I have in mind a particular dilation kernel with a sliding window when using a computational median (yeah, it’s a quite specific problem). icx output benchmarked 4 times faster than all other compilers! It achieved that by minimizing memory accesses and vectorizing over two loop steps.
That said, on that same kernel when using comparison-based median, its output was twice slower than Delphi 64bit compiler, which itself was 20% faster than clang…
The reason ? Delphi uses jumps and branches with abandon. The dataset was very “blobby”, and thus friendly to branch prediction. icx‘s output with all its branchless code ended up (efficiently) performing an awful lot more work, where the Delphi code just skipped over. clang‘s code was halfway, having factorized some (not all) of the branches. It was not suffering as bad as icx, but it was suffering nonetheless.

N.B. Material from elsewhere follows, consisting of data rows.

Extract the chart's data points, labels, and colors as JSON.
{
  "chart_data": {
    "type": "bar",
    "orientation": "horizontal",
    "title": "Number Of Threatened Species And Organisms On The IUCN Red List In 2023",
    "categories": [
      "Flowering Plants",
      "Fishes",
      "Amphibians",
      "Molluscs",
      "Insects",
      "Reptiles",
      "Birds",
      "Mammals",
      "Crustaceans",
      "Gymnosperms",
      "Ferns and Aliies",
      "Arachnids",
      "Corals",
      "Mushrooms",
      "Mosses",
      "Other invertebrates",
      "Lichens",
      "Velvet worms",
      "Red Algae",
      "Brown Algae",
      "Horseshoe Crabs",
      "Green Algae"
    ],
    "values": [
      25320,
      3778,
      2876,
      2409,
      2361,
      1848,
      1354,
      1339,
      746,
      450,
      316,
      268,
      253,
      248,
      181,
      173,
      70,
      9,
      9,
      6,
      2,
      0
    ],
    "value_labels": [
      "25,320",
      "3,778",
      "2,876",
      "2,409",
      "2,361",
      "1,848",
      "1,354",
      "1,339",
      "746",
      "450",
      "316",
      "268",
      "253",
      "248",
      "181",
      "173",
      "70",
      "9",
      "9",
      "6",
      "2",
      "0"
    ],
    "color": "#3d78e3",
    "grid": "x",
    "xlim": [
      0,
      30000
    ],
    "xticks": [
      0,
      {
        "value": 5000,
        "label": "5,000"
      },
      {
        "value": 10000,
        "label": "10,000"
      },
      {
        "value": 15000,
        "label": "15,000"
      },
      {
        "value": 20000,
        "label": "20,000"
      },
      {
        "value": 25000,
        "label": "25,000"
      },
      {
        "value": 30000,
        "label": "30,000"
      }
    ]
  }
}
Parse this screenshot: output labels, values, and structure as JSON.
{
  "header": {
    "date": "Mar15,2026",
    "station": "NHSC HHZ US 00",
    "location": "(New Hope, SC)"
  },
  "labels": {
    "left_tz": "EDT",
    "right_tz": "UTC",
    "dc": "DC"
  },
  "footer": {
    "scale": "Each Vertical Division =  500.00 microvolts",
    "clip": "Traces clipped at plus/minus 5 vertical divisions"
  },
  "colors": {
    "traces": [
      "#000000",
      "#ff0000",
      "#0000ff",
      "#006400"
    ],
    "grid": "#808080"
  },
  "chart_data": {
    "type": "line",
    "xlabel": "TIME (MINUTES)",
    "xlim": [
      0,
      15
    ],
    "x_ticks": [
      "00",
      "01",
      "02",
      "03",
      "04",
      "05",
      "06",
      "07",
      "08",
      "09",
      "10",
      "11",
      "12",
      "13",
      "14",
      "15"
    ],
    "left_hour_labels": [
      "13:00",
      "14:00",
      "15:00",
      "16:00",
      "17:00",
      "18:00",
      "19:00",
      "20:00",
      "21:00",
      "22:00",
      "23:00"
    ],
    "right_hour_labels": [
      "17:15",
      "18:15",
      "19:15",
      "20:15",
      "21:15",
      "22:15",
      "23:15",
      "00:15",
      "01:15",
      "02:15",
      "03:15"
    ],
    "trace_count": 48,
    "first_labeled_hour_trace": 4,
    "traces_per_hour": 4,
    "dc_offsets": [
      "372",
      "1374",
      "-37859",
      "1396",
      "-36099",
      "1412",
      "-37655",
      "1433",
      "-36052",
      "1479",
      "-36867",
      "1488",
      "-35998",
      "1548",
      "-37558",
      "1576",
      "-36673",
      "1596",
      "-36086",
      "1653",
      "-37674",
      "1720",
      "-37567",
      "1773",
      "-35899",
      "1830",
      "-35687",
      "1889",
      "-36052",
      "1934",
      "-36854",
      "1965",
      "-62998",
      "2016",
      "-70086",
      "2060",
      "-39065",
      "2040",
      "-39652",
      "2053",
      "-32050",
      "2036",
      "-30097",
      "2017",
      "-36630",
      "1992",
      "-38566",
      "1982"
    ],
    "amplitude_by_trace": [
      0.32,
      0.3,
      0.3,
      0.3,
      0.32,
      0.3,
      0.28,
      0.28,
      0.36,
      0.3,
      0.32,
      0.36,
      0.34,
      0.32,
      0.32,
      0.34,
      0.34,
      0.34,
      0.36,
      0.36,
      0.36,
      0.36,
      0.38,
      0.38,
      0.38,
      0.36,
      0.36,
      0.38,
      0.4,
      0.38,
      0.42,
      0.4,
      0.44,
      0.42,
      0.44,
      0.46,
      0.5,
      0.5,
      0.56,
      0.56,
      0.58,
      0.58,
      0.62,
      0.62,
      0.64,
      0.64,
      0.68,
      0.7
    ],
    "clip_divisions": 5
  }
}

It is highly likely that on a different more random dataset, icx’s output would come on top, but hey, that’s not the problem the code was dealing with. So again, benchmarking is key.
Back to Delphi
Once you have your asm code, time to port it back into Delphi, this usually can be done with just a few “search and replace”:
- replace “#” with “//”
- replace “.L” with “@@L”
- replace “xmmword ptr” with an empty string
If there are constants, move them at the end of the asm block after an “.ALIGN 16” and adapt the type declarations (“.byte” with “db”, “.long” with “dd”, etc.).
Another directive you may need is “.NOFRAME”, place it just at the beginning of the asm block to tell the Delphi compiler the asm code already handles the stack frame. When SIMD registers are saved there, you may need to replace the “movaps” with “movups” as the Delphi stack is not highly aligned (note that alignment is usuallyirrelevant on modern CPUs).
Converting the assembly with ChatGTP is too risky IME. It often messes up a register reference or two. So don’t bother, especially since the few search & replace are enough.
This allows to get the best of all top C compilers low-level optimization in Delphi code, when they are on top, because none of them always come on top, and the difference on particular routines can range from 20% to 400%!
You can then have code that is faster than Delphi, faster than clang, faster than icx and faster than gcc. 😁
As a bonus, the asm section in Delphi are properly documented in map files and TD32, meaning the exact hotpots will be qualified when running SamplingProfiler, so you go for another round 😉
Great write up!
Since clang and gcc are open source, did you consider informing them of the observed bottlenecks/disadvantages they have?
Documenting this with a few examples may allow them to add optimizer passes for these cases.
I alas do not really have the time for properly reporting, as this would involve not just reporting a small function, but also a benchmark and a dataset, along with an alternative implementation in asm to show the differences (because just providing Delphi code wouldn’t help them).